Ebû Hâmid’in seyahatleri sırasında Tebriz istikâmetine gittiği ve Erdebil sûfîleriyle sohbetlerde bulunduğu, hatta onlardan feyz alarak hilâfete nâil olduğu rivâyet edilmekte ise de, bu konudaki nakiller birbiriyle çelişmektedir. Şöyle ki: Lâmiî,  Taşköprîzâde,  Sarı Abdullah Efendi,  Hulvî Mahmûd Efendi  ve Harîrîzâde’nin  ifâdelerine göre Hamîdüddîn, Erdebil şeyhlerinden Hâce Alâeddin Ali’ye, Bursalı İsmail Hakkı,  M. Sâmi Sünbülî  ve Tabibzâde M. Şükrî’nin  kaydına göre Hâce Alaeddin Ali’nin Şeyh Şâh diye bilinen oğlu İbrahim Erdebilî(851 /1447)’ye, Atâî’ye  göre ise Hâce Ali’nin babası Sadreddîn Erdebilî(794/ 1392)’ye intisab etmiştir. Ancak Bursa’da, Niğbolu zaferinin şükran nişânesi olmak üzere Yıldırım Bâyezîd tarafından yaptırılan Ulu Câmi’nin açılış merasiminde (802/1400) padişah tarafından ilk hutbeyi okuması, dâmâdı Emir Sultan’a teklif edildiğinde O’nun: “Beldemizde zamanın kutbu bulunduğu halde benim bu vazifeyi üstlenmem münâsib olmaz.” diyerek Somuncu Baba’yı îma etmesi,  Somuncu Baba’nın o sırada sülûkünü tamamlamış ve irşâd makamına yükselmiş bir mürşid olduğunu gösterir. Bu duruma göre, yukarıda sayılan rivayetlerden tarihî açıdan en uygun olanı, Somuncu Baba’nın Şeyh Sadreddîn’e intisab etmiş olması rivâyetidir.
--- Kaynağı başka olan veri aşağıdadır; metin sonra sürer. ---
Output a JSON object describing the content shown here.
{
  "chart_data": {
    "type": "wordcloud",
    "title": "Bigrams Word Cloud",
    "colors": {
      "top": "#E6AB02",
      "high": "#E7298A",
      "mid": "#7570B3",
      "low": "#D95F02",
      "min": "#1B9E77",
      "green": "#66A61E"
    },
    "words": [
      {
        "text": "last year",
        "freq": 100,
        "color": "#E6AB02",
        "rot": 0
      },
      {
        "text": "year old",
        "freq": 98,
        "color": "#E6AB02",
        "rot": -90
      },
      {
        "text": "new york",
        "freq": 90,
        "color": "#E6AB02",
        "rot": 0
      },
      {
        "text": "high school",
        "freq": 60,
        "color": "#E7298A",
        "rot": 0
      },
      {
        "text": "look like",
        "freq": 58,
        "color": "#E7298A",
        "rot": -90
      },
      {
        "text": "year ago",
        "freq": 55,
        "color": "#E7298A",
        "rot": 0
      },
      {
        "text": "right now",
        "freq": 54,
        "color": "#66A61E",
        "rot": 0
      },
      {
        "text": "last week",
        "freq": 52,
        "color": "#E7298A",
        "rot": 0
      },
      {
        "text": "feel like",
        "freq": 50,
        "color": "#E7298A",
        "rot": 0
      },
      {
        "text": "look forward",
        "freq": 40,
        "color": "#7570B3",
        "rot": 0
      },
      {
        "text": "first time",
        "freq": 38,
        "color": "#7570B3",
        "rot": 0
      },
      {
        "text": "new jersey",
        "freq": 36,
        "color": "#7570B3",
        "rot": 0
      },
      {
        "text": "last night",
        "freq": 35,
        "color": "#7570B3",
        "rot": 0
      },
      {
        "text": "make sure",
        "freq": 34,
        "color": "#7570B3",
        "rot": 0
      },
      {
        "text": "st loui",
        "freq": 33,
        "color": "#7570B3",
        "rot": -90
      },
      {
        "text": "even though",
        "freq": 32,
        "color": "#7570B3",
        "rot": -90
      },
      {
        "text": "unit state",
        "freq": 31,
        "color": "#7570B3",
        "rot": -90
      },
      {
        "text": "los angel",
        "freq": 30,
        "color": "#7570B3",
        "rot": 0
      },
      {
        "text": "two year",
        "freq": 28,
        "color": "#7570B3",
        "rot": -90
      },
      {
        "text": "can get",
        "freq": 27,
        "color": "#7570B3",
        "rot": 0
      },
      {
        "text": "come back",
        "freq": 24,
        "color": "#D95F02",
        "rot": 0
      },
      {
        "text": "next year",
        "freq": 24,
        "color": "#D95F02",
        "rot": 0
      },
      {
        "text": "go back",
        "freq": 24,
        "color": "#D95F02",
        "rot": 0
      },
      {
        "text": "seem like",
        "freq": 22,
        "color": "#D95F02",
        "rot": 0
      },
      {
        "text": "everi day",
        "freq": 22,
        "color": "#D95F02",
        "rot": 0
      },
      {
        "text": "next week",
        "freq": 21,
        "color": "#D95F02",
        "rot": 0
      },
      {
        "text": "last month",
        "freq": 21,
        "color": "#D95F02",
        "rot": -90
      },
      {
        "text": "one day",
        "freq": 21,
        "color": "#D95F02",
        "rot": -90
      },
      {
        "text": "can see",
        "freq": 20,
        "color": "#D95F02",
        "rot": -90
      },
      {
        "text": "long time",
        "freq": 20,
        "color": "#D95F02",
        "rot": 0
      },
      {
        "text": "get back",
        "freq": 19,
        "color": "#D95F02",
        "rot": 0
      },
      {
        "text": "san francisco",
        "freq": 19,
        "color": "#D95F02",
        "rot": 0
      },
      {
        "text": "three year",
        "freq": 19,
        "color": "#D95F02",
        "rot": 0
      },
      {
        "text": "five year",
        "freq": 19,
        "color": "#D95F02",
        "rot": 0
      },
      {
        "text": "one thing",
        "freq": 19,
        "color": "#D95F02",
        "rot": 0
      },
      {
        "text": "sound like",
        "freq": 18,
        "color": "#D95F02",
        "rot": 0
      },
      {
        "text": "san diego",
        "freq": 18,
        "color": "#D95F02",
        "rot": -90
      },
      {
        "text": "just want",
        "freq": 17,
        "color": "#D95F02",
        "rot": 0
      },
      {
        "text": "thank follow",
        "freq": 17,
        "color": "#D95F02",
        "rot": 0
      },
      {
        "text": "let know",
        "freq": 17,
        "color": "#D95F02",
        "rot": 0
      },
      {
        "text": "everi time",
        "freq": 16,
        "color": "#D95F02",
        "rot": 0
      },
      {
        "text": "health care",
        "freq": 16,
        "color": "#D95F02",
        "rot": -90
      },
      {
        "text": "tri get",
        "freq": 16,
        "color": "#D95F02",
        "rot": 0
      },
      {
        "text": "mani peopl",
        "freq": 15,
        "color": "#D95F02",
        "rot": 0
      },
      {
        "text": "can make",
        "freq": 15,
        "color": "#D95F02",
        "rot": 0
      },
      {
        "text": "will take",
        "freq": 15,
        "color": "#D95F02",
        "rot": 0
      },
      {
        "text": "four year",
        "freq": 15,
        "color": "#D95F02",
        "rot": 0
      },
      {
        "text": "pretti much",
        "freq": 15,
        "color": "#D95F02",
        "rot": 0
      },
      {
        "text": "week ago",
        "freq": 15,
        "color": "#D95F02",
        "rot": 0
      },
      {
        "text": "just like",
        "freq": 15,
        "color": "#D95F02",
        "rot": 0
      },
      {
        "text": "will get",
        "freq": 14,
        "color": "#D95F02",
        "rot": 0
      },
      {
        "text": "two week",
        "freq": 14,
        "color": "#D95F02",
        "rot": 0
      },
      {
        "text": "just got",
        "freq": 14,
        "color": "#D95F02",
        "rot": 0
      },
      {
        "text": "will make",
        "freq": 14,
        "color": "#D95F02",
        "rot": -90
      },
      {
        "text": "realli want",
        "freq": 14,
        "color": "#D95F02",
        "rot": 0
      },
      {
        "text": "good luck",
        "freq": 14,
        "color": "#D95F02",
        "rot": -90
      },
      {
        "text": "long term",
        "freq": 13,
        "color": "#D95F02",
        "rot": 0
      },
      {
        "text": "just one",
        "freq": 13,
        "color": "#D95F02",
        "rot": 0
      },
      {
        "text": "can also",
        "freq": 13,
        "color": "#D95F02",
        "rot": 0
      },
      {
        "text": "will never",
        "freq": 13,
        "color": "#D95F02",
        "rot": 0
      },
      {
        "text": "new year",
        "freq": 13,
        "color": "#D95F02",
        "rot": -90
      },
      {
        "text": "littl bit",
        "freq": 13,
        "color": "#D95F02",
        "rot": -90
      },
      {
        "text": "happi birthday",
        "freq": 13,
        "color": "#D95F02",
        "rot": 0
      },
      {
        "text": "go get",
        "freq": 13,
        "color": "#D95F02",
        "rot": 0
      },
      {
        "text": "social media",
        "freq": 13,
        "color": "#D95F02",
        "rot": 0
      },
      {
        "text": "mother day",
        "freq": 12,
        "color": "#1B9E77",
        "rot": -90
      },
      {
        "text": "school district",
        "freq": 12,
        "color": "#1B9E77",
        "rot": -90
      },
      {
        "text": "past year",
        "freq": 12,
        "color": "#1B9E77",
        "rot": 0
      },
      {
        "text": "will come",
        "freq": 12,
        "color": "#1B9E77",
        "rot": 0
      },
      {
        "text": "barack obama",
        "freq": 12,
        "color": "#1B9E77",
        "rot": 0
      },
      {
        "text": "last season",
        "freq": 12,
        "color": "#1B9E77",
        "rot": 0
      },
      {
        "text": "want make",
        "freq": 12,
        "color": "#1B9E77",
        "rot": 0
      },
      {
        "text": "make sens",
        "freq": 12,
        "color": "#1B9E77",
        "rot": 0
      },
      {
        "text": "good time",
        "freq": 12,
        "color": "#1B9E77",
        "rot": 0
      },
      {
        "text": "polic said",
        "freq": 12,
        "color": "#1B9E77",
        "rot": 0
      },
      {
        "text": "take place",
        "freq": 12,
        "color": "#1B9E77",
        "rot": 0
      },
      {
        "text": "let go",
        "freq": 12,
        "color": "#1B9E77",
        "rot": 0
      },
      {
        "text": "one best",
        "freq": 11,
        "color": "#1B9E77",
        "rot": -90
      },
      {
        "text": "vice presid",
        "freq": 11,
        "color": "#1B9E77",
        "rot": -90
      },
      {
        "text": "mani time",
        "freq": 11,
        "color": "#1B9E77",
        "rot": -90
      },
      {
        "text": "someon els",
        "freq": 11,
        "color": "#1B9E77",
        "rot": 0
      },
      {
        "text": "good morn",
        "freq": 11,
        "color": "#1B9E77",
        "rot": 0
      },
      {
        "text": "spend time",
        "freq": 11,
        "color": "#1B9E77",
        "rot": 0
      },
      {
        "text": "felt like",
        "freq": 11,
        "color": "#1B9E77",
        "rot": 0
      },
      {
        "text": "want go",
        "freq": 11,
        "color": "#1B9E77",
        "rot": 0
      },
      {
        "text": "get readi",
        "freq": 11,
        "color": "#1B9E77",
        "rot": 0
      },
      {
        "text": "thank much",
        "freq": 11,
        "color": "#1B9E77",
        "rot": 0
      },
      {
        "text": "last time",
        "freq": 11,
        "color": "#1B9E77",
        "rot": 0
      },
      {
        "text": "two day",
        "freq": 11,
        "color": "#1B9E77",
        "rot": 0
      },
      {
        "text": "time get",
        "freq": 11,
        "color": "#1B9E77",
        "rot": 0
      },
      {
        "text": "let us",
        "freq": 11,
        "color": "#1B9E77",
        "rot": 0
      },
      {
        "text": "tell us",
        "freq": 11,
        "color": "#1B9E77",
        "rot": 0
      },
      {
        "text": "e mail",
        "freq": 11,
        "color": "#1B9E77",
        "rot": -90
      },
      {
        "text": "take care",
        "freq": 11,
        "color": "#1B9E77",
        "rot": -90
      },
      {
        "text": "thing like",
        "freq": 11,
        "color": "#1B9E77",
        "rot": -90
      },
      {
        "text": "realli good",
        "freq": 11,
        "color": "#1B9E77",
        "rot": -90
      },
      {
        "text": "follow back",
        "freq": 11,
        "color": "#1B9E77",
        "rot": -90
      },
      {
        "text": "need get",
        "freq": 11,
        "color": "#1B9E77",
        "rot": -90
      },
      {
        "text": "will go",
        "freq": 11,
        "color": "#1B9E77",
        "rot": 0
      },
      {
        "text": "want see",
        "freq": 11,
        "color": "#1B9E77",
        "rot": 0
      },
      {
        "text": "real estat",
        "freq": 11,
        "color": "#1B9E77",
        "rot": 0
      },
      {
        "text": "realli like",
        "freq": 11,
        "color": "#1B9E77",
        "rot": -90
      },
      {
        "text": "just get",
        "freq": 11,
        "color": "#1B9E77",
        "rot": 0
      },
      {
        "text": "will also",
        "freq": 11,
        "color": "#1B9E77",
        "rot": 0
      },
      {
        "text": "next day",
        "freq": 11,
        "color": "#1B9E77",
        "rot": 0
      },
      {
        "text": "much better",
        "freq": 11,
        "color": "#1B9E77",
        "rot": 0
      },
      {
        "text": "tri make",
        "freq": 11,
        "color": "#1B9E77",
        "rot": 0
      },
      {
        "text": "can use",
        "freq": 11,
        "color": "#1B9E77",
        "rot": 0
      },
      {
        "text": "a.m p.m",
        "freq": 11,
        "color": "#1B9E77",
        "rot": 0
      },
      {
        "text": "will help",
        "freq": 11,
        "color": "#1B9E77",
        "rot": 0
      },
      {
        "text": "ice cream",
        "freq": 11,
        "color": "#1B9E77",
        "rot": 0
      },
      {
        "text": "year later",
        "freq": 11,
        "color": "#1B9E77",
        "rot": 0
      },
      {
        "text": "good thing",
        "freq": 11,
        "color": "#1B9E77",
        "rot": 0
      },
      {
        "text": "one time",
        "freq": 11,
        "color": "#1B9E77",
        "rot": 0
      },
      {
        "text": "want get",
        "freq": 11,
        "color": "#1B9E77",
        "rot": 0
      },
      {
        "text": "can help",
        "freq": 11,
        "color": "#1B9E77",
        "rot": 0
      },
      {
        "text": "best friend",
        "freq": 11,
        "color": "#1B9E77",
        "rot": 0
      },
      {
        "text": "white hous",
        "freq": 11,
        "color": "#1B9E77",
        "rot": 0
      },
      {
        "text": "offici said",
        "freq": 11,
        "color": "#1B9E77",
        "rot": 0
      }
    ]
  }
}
Ebû Hâmid-i Velî Ankara Savaşı(805/1402)’den sonra Timur tarafından Erdebil’e götürülen Türkmenler arasında bulunuyor idiyse -buna dair kesin bilgiye sahip değiliz.- Hamîdüddîn Efendi, bu devrede Hâce Ali’ye intisab etmiş olabilir. Şeyh İbrahim’e intisabı ise tarihen imkânsızdır.
Somuncu Baba’nın Ulu Câmi’nin inşâsından çok önce Bursa’ya gelip yerleştiğini ve burada fırınında pişirdiği ekmekleri halka satarak mütevazi bir hayat sürdüğünü görüyoruz. İlmine, engin irfanına rağmen, O’nun kendini bir fırıncı gibi gizlemesi, meşrebindeki melâmettendir. Zira gerçek melâmet: Hakk’a yakınlığını halkın dışında, belli bir davranış ve özel kıyâfetle sergilemeyi düşünmeyen, herkesle beraber ve herkes gibi işi gücü peşinde, kulluğunu sessiz sedasız yerine getirmekle meşgul, görünürde halkla, gönülde Hakk’la beraber, çalışma, gayret ve üretmenin ısrarlı takipçisi olmak demektir. “Ne ticâret, ne alış-veriş, ne de dünyevî her hangi bir işin Allah’tan alıkoyamadığı insan”  tipi ancak bu neşve ile gerçekleştirilir. İrşadda da en etkili yol, bu şekilde halkın arasına girerek onlardan biriymiş gibi davranıp örnek olmaktır.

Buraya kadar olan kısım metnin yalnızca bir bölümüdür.